How do you plan the future of South Central in a few years?
Rob: We gone keep writing, we gone keep recording, performing. We do what we feel. We don’t do it for the industry; we want our music to stay.
Our future is what has to happen. We are hard workers and hopefully, South Central will be there for a long time!
What is your opinion about the illegal sharing of music on the net and about the blog?
Rob: Sometimes I said to Keith « Isn’t it crazy that we work for 8 months on studio and people are going to download it for free ». Sometimes you would go like “Oh, it’s not fair”. Imagine you work: you have a wage for the whole year but you don’t get the wage because everyone takes it. But it’s not like that at all. Internet is good in ways were more people can hear to our music and if they like it, a lot of people do buy our music, as well, you know.
Keith: In the 90′s/80′s you had to have a record label to be heard. And if you don’t have a record label you have to put it on yourself and it depends on how much money you’ve got for you to release the music as far as possible. Now, you don’t need have any money, you just put it on MySpace and people can hear it. Music is music and if people like it they would pay for it.
Rob: Obviously people listen to your music and become your fan through Internet. You do gain more from live, gigs. It all kind of balances itself. I used to be very against downloading for free because obviously in the beginning you don’t understand and you know it’s not fair.

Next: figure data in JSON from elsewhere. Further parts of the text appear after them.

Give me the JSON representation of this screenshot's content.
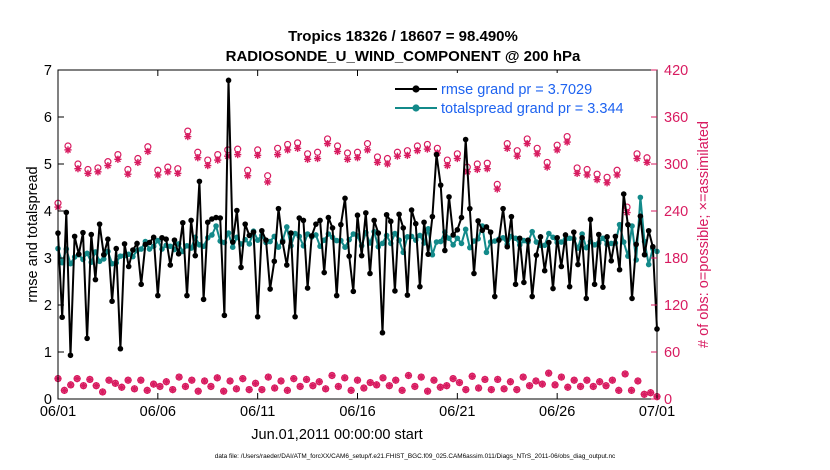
{
  "colors": {
    "rmse": "#000000",
    "spread": "#138A8A",
    "obs": "#D81B60",
    "legend_text": "#1E63F0"
  },
  "chart_data": {
    "type": "line",
    "title": "Tropics 18326 / 18607 = 98.490%",
    "subtitle": "RADIOSONDE_U_WIND_COMPONENT @ 200 hPa",
    "xlabel": "Jun.01,2011 00:00:00 start",
    "ylabel": "rmse and totalspread",
    "ylabel_right": "# of obs: o=possible; ×=assimilated",
    "footnote": "data file: /Users/raeder/DAI/ATM_forcXX/CAM6_setup/f.e21.FHIST_BGC.f09_025.CAM6assim.011/Diags_NTrS_2011-06/obs_diag_output.nc",
    "xlim": [
      0,
      30
    ],
    "ylim": [
      0,
      7
    ],
    "ylim_right": [
      0,
      420
    ],
    "x_tick_labels": [
      "06/01",
      "06/06",
      "06/11",
      "06/16",
      "06/21",
      "06/26",
      "07/01"
    ],
    "y_ticks": [
      "0",
      "1",
      "2",
      "3",
      "4",
      "5",
      "6",
      "7"
    ],
    "y_ticks_right": [
      "0",
      "60",
      "120",
      "180",
      "240",
      "300",
      "360",
      "420"
    ],
    "legend": [
      {
        "label": "rmse grand pr = 3.7029"
      },
      {
        "label": "totalspread grand pr = 3.344"
      }
    ],
    "series": [
      {
        "name": "rmse",
        "values": [
          3.53,
          1.74,
          3.97,
          0.93,
          3.46,
          3.08,
          3.54,
          1.29,
          3.5,
          2.54,
          3.72,
          3.07,
          3.4,
          2.08,
          3.2,
          1.07,
          3.3,
          2.82,
          3.17,
          3.31,
          2.44,
          3.29,
          3.33,
          3.44,
          2.2,
          3.43,
          3.4,
          2.85,
          3.38,
          3.09,
          3.75,
          2.2,
          3.8,
          3.05,
          4.63,
          2.12,
          3.76,
          3.83,
          3.86,
          3.85,
          1.78,
          6.78,
          3.34,
          4.01,
          2.8,
          3.72,
          3.48,
          3.55,
          1.75,
          3.58,
          3.38,
          2.34,
          2.93,
          4.05,
          3.34,
          2.85,
          3.53,
          1.75,
          3.85,
          3.8,
          2.36,
          3.47,
          3.72,
          3.8,
          2.69,
          3.86,
          3.64,
          2.2,
          3.71,
          4.27,
          3.04,
          2.29,
          3.91,
          3.05,
          3.96,
          2.67,
          3.8,
          3.53,
          1.41,
          3.92,
          3.78,
          2.3,
          3.93,
          3.64,
          2.21,
          4.02,
          3.73,
          2.39,
          3.76,
          3.08,
          3.88,
          5.2,
          4.55,
          3.16,
          4.3,
          3.49,
          3.6,
          3.86,
          5.52,
          4.05,
          2.67,
          3.79,
          3.59,
          3.66,
          3.55,
          2.18,
          3.38,
          4.05,
          3.24,
          3.88,
          2.44,
          3.42,
          2.48,
          3.38,
          2.18,
          3.06,
          3.45,
          2.73,
          3.33,
          2.35,
          3.43,
          2.82,
          3.49,
          2.39,
          3.55,
          2.86,
          3.43,
          2.14,
          3.82,
          2.44,
          3.5,
          2.38,
          3.45,
          2.94,
          3.46,
          2.75,
          4.36,
          3.71,
          2.14,
          3.29,
          3.89,
          3.07,
          3.58,
          3.24,
          1.49
        ]
      },
      {
        "name": "totalspread",
        "values": [
          3.2,
          2.9,
          3.19,
          2.88,
          3.02,
          3.07,
          2.97,
          3.1,
          2.91,
          3.13,
          2.93,
          2.98,
          3.14,
          2.88,
          2.9,
          3.04,
          3.05,
          3.08,
          3.03,
          3.16,
          3.19,
          3.35,
          3.19,
          3.25,
          3.37,
          3.19,
          3.27,
          3.25,
          3.18,
          3.3,
          3.14,
          3.26,
          3.21,
          3.44,
          3.28,
          3.25,
          3.43,
          3.49,
          3.68,
          3.36,
          3.33,
          3.53,
          3.23,
          3.44,
          3.3,
          3.39,
          3.3,
          3.57,
          3.38,
          3.48,
          3.33,
          3.35,
          3.46,
          3.23,
          3.37,
          3.66,
          3.26,
          3.52,
          3.46,
          3.26,
          3.51,
          3.45,
          3.49,
          3.25,
          3.38,
          3.51,
          3.44,
          3.37,
          3.37,
          3.23,
          3.39,
          3.51,
          3.47,
          3.26,
          3.54,
          3.32,
          3.56,
          3.24,
          3.31,
          3.48,
          3.31,
          3.52,
          3.38,
          3.12,
          3.45,
          3.46,
          3.38,
          3.48,
          3.32,
          3.62,
          3.07,
          3.34,
          3.35,
          3.55,
          3.42,
          3.28,
          3.42,
          3.31,
          3.61,
          3.22,
          3.36,
          3.41,
          3.68,
          3.12,
          3.34,
          3.36,
          3.4,
          3.43,
          3.29,
          3.46,
          3.42,
          3.28,
          3.37,
          3.34,
          3.56,
          3.34,
          3.27,
          3.27,
          3.52,
          3.44,
          3.33,
          3.34,
          3.4,
          3.42,
          3.41,
          3.21,
          3.51,
          3.22,
          3.35,
          3.28,
          3.32,
          3.42,
          3.29,
          3.31,
          3.32,
          3.71,
          3.34,
          3.04,
          3.68,
          2.96,
          4.29,
          3.35,
          2.86,
          3.2,
          3.14
        ]
      },
      {
        "name": "obs possible 12Z",
        "values": [
          250,
          323,
          300,
          293,
          295,
          303,
          312,
          293,
          307,
          322,
          292,
          296,
          294,
          342,
          315,
          305,
          312,
          318,
          319,
          292,
          318,
          285,
          320,
          325,
          327,
          313,
          315,
          332,
          323,
          314,
          315,
          326,
          309,
          307,
          315,
          317,
          323,
          325,
          320,
          305,
          313,
          296,
          300,
          301,
          274,
          326,
          317,
          332,
          320,
          302,
          324,
          335,
          295,
          293,
          287,
          283,
          292,
          245,
          313,
          308
        ]
      },
      {
        "name": "obs assimilated 12Z",
        "values": [
          245,
          318,
          294,
          288,
          290,
          298,
          306,
          287,
          302,
          316,
          286,
          290,
          288,
          335,
          308,
          298,
          305,
          310,
          312,
          285,
          311,
          277,
          312,
          318,
          320,
          306,
          307,
          326,
          316,
          306,
          308,
          318,
          302,
          300,
          310,
          311,
          317,
          319,
          314,
          298,
          307,
          290,
          293,
          294,
          268,
          320,
          310,
          326,
          313,
          296,
          318,
          328,
          288,
          286,
          280,
          276,
          286,
          238,
          307,
          302
        ]
      },
      {
        "name": "obs possible 00Z",
        "values": [
          26,
          11,
          18,
          26,
          17,
          25,
          17,
          9,
          24,
          20,
          15,
          24,
          13,
          24,
          11,
          19,
          16,
          22,
          12,
          28,
          16,
          24,
          10,
          23,
          16,
          27,
          10,
          23,
          13,
          26,
          12,
          20,
          12,
          28,
          14,
          23,
          11,
          26,
          16,
          25,
          17,
          22,
          13,
          30,
          16,
          27,
          11,
          24,
          14,
          21,
          18,
          27,
          17,
          24,
          11,
          30,
          16,
          28,
          10,
          24,
          15,
          17,
          26,
          21,
          12,
          29,
          14,
          25,
          12,
          25,
          13,
          22,
          12,
          28,
          17,
          23,
          19,
          33,
          18,
          28,
          15,
          24,
          16,
          24,
          16,
          22,
          17,
          24,
          11,
          32,
          11,
          23,
          6,
          8,
          3
        ]
      },
      {
        "name": "obs assimilated 00Z",
        "values": [
          26,
          11,
          18,
          26,
          17,
          25,
          17,
          9,
          24,
          20,
          15,
          24,
          13,
          24,
          11,
          19,
          16,
          22,
          12,
          28,
          16,
          24,
          10,
          23,
          16,
          27,
          10,
          23,
          13,
          26,
          12,
          20,
          12,
          28,
          14,
          23,
          11,
          26,
          16,
          25,
          17,
          22,
          13,
          30,
          16,
          27,
          11,
          24,
          14,
          21,
          18,
          27,
          17,
          24,
          11,
          30,
          16,
          28,
          10,
          24,
          15,
          17,
          26,
          21,
          12,
          29,
          14,
          25,
          12,
          25,
          13,
          22,
          12,
          28,
          17,
          23,
          19,
          33,
          18,
          28,
          15,
          24,
          16,
          24,
          16,
          22,
          17,
          24,
          11,
          32,
          11,
          23,
          6,
          8,
          3
        ]
      }
    ]
  }
}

Spotify in England is promoted very well. You pay every month and you get the music. It’s not great for the artist but for a big label that has a lot of artist and a big catalogue, all of the pennies will make them a lot of money. Sometimes the big companies gain more than the artist probably. But as I said, live music will make the artists survive. Hopefully, the book I read « Paris in the Twentieth Century » won’t happen!!
If you have one thing to say…
Rob: Basically, we are really glad to be close finishing the album now. I kept saying that for the last three months but now it’s really happening. Probably, we’ll release it next year sometimes and we are just looking forward to start to touring in France again with the new music and looking forward to people to listen to it and appreciate what we do.